К счастью, Никитин вошел первым и вышел почти сразу: он передал в военкомат некую справку, по которой, вероятно, числился белобилетником, — и обновлять эту справку требовалось ежегодно. Миша видел, как Никитин бережно внес эту бесценную справку на зеленом бланке, а вышел без нее, с выражением гордо-отрешенным: вот, я явился, но мне отказано в исполнении гражданского долга, ибо я неизлечим. Он ушел, а Мише и прочим приказано было войти. Лейтенант, которому идеально подошла бы фамилия Фердыщенко или даже Пердыщенко, являя собою твердыщенко обороны, заговорил сначала именно с Мишей. Глаза у лейтенанта были белесые, волосы — бледно-рыжие, все остальное — красное, не считая формы: красные щеки, красные руки, очень красные губы.
— Гвирцман, так? — спросил он. — Что не явились сразу?
— Я по повестке явился, — ответил Миша растерянно.
— Я вас не спрашиваю, что по повестке. Вы по повестке обязаны явиться, иначе уклонение. Я спрашиваю, что вы сразу не явились, как были отчислены.
— Я встал на учет, — пролепетал Миша, хотя ему и хотелось бы говорить твердо.
— Я не спрашиваю вас про учет. — Лейтенанту сразу надо было дать понять Мише, что он виноват и это непоправимо. — Если б вы не встали на учет, то это преступление. А я спрашиваю, почему вы сразу не явились по отчислении.
— Я не знал, что это нужно.
— Что вы подлежите призыву, вы тоже не знали?
— Я знал, но призыв весной…
— Призыв сейчас, такое положение, что во всякое время, — сказал лейтенант неопределенно. — Вас отчислили, вы должны явиться. Нам вас приходится отдельно вызывать, что такое. Вы пройдете комиссию сейчас, послезавтра вам явиться с вещами, помытым, иметь кружку, котелок. И вы на призыв.

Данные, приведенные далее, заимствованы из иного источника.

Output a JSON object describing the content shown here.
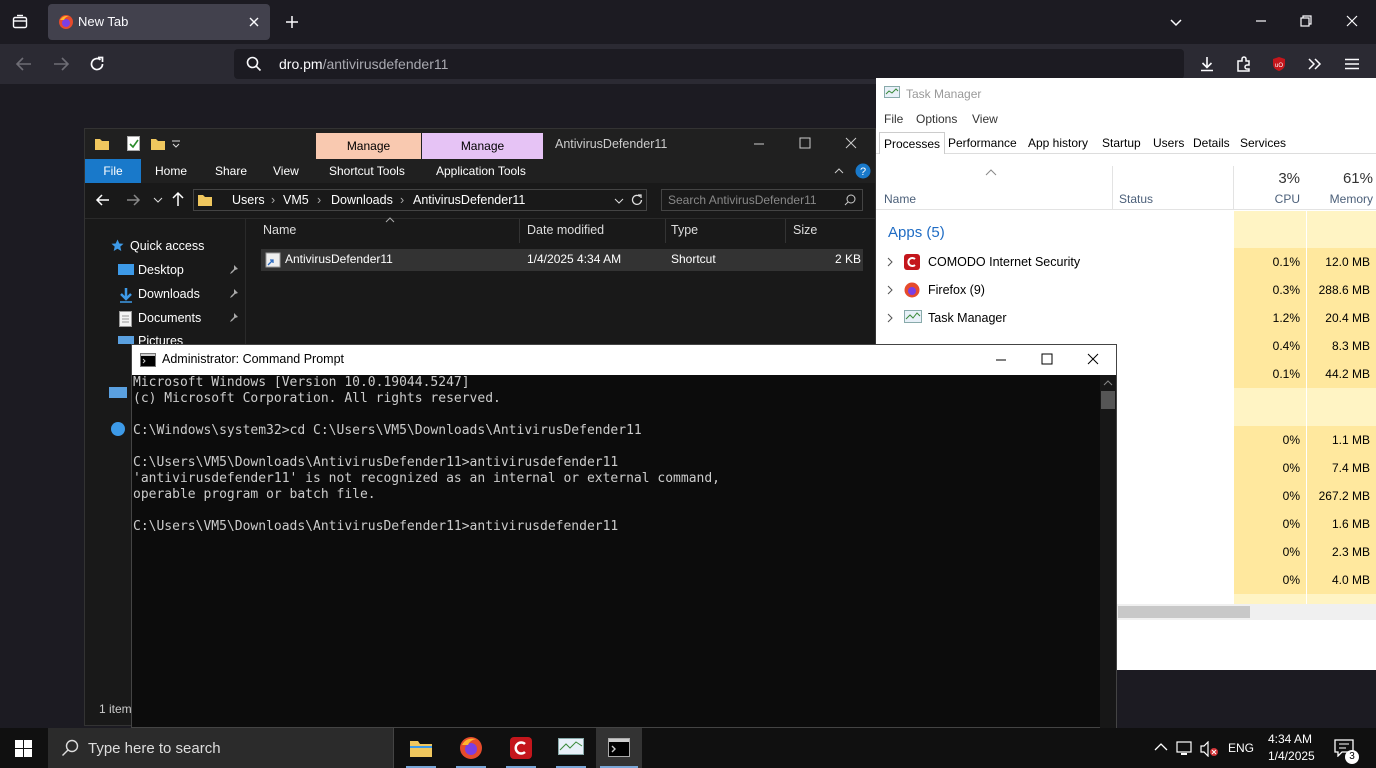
{
  "browser": {
    "tab_title": "New Tab",
    "url_host": "dro.pm",
    "url_path": "/antivirusdefender11"
  },
  "task_manager": {
    "title": "Task Manager",
    "menu": [
      "File",
      "Options",
      "View"
    ],
    "tabs": [
      "Processes",
      "Performance",
      "App history",
      "Startup",
      "Users",
      "Details",
      "Services"
    ],
    "active_tab": "Processes",
    "columns": {
      "name": "Name",
      "status": "Status",
      "cpu_pct": "3%",
      "cpu": "CPU",
      "mem_pct": "61%",
      "memory": "Memory"
    },
    "group_label": "Apps (5)",
    "rows": [
      {
        "name": "COMODO Internet Security",
        "cpu": "0.1%",
        "mem": "12.0 MB"
      },
      {
        "name": "Firefox (9)",
        "cpu": "0.3%",
        "mem": "288.6 MB"
      },
      {
        "name": "Task Manager",
        "cpu": "1.2%",
        "mem": "20.4 MB"
      },
      {
        "name": "",
        "cpu": "0.4%",
        "mem": "8.3 MB"
      },
      {
        "name": "",
        "cpu": "0.1%",
        "mem": "44.2 MB"
      }
    ],
    "bg_rows": [
      {
        "cpu": "0%",
        "mem": "1.1 MB"
      },
      {
        "cpu": "0%",
        "mem": "7.4 MB"
      },
      {
        "cpu": "0%",
        "mem": "267.2 MB"
      },
      {
        "cpu": "0%",
        "mem": "1.6 MB"
      },
      {
        "cpu": "0%",
        "mem": "2.3 MB"
      },
      {
        "cpu": "0%",
        "mem": "4.0 MB"
      }
    ]
  },
  "explorer": {
    "manage_shortcut": "Manage",
    "manage_app": "Manage",
    "title": "AntivirusDefender11",
    "ribbon": {
      "file": "File",
      "home": "Home",
      "share": "Share",
      "view": "View",
      "shortcut_tools": "Shortcut Tools",
      "application_tools": "Application Tools"
    },
    "breadcrumb": [
      "Users",
      "VM5",
      "Downloads",
      "AntivirusDefender11"
    ],
    "search_placeholder": "Search AntivirusDefender11",
    "nav": {
      "quick_access": "Quick access",
      "desktop": "Desktop",
      "downloads": "Downloads",
      "documents": "Documents",
      "pictures": "Pictures"
    },
    "columns": {
      "name": "Name",
      "date": "Date modified",
      "type": "Type",
      "size": "Size"
    },
    "file": {
      "name": "AntivirusDefender11",
      "date": "1/4/2025 4:34 AM",
      "type": "Shortcut",
      "size": "2 KB"
    },
    "status": "1 item"
  },
  "cmd": {
    "title": "Administrator: Command Prompt",
    "output": "Microsoft Windows [Version 10.0.19044.5247]\n(c) Microsoft Corporation. All rights reserved.\n\nC:\\Windows\\system32>cd C:\\Users\\VM5\\Downloads\\AntivirusDefender11\n\nC:\\Users\\VM5\\Downloads\\AntivirusDefender11>antivirusdefender11\n'antivirusdefender11' is not recognized as an internal or external command,\noperable program or batch file.\n\nC:\\Users\\VM5\\Downloads\\AntivirusDefender11>antivirusdefender11"
  },
  "taskbar": {
    "search_placeholder": "Type here to search",
    "language": "ENG",
    "time": "4:34 AM",
    "date": "1/4/2025",
    "notification_count": "3"
  },
  "colors": {
    "firefox_dark": "#1c1b22",
    "firefox_toolbar": "#2b2a33",
    "explorer_file_tab": "#1979ca",
    "manage_shortcut_tab": "#f9c9b0",
    "manage_app_tab": "#e6c3f5",
    "tm_group_blue": "#1f6cc4",
    "tm_heat": "#ffe89e"
  }
}
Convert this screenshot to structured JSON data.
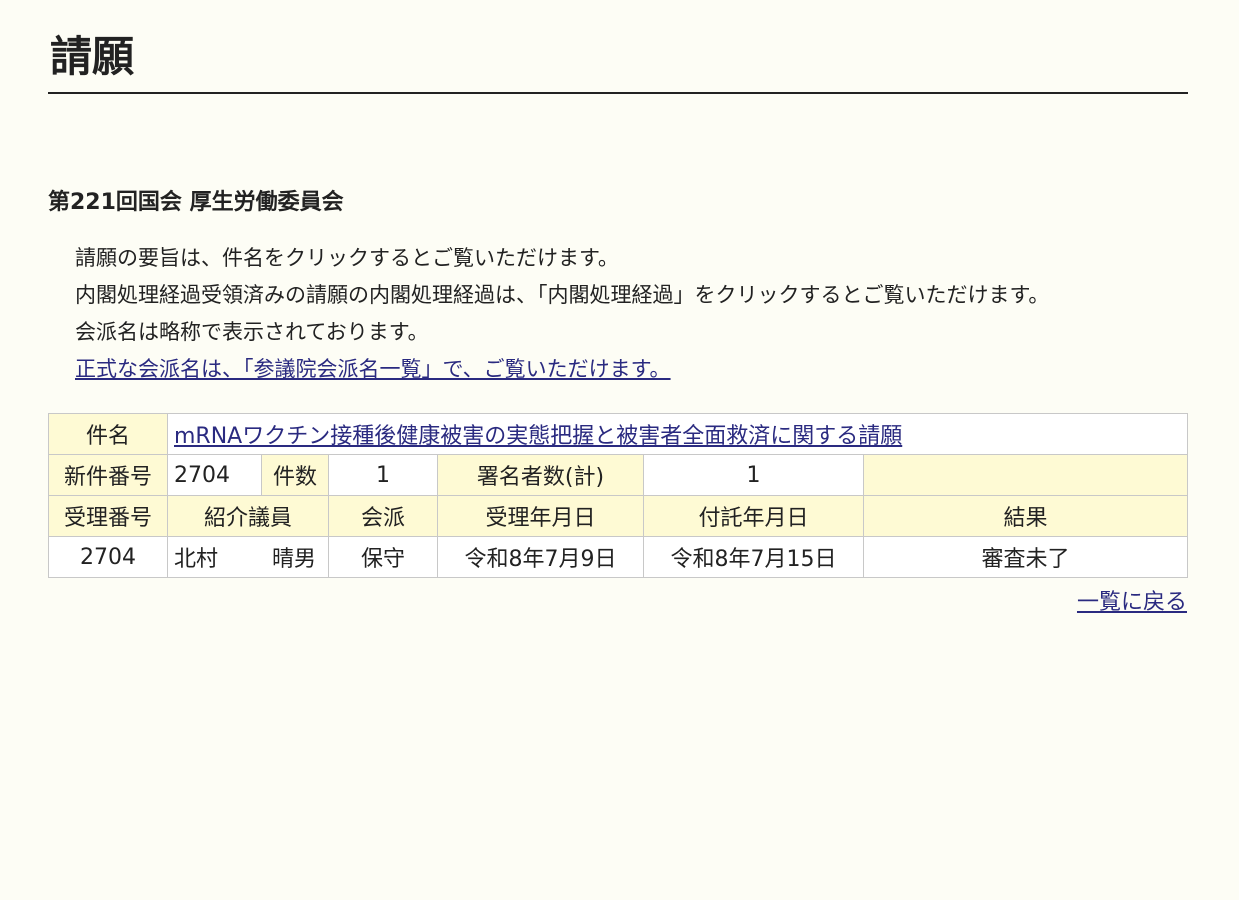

Миша похолодел: подтверждалось худшее; но взял себя в руки, ибо был теперь падший ангел и жизнь ему была не дорога. И хорошо, что так сразу. Чувствуется серьезная организация.
— Я восстановлюсь в институте, — сказал он вдруг тонким голосом; мерзость, какая мерзость!
— Да конечно, восстановитесь! — сказал лейтенант с горячим дружелюбием. Он был ненамного старше Миши, а может, и вовсе ровесник. Теперь Миша был уже усвоен и почти переварен, и с ним можно было держаться подружелюбнее. — Отслужите и восстановитесь. Уже другой человек будете. На медкомиссию кругом арш.
Миша вместе с другими голыми людьми, эти были помладше, прямо вчерашние школьники, прошел комиссию. У него был, конечно, шум в сердце, о чем он сразу заявил, и последствия многих детских ангин, и терапевт кивал вполне сочувственно. Но согласно новых обстоятельств и вы сами понимаете…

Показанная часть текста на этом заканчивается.